I had an interesting experience in which I was the "victim" of someone’s residual opinion. It was a very mild example, but poignant for me in light of these discussions. My daughter has recently taken up knitting and cross-stitching. I have been doing them with her and thoroughly enjoying myself. As I child I had not been quiet or patient enough to pursue such activities. As an adult who has worked on cultivating quiet in my heart, I now find myself enjoying them immensely and using them as part of my meditational practice. When my sister heard Sierra was doing needle work, she commented that that was ironic and how was I able to stand it? It was a very innocent comment that would have been exactly right a dozen years earlier. I am different now, though, and she hasn’t gotten to know the newer version yet. What the lesson for me was how misunderstood I felt. I wanted to defend my new place, let her know I am not that person anymore. I then realized how it feels for others to be misunderstood.

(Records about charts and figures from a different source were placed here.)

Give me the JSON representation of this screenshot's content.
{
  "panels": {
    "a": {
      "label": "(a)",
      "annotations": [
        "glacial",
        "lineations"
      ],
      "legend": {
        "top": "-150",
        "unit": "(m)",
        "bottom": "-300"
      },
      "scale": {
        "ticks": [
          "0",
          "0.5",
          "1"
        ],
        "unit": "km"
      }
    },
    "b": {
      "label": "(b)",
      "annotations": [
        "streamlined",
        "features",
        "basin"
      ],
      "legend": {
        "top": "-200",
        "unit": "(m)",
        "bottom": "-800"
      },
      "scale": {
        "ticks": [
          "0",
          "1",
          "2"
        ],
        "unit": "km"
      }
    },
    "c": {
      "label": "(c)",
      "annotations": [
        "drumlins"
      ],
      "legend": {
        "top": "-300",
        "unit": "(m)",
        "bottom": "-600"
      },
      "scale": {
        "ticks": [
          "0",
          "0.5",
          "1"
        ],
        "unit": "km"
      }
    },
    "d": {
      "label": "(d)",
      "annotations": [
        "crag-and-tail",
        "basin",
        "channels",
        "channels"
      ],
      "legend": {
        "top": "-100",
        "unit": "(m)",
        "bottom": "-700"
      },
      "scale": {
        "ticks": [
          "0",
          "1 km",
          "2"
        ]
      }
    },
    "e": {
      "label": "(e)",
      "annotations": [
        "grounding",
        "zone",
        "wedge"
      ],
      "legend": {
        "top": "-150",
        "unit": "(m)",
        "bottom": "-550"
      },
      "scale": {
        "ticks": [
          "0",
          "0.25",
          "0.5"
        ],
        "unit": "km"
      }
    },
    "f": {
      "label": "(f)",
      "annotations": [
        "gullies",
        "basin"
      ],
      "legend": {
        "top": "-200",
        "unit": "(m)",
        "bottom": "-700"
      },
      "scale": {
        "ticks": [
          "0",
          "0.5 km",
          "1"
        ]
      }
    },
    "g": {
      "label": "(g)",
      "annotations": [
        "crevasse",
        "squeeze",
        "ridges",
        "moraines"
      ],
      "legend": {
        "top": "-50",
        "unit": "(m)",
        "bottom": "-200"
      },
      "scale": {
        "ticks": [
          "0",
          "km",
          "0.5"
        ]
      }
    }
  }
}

Here is a quote from Donna Farhi that speaks to this idea:
“We build self-images and construct concepts and paradigms that feed our sense of certainty, and then we defend this edifice by bending every situation to reinforce our certainty. This would be find if life were indeed a homogenous even in which nothing every changed, but life does change, and it demands that we adapt and change with it. The resistance to change, and tenaciously holding on to things, causes great suffering and prevents us from growing and living in a more vital and pleasurable way.”
When we hold on to old opinions and ideas whether they be about people or beliefs or situations, we are only holding ourselves back from growing and feeling joy.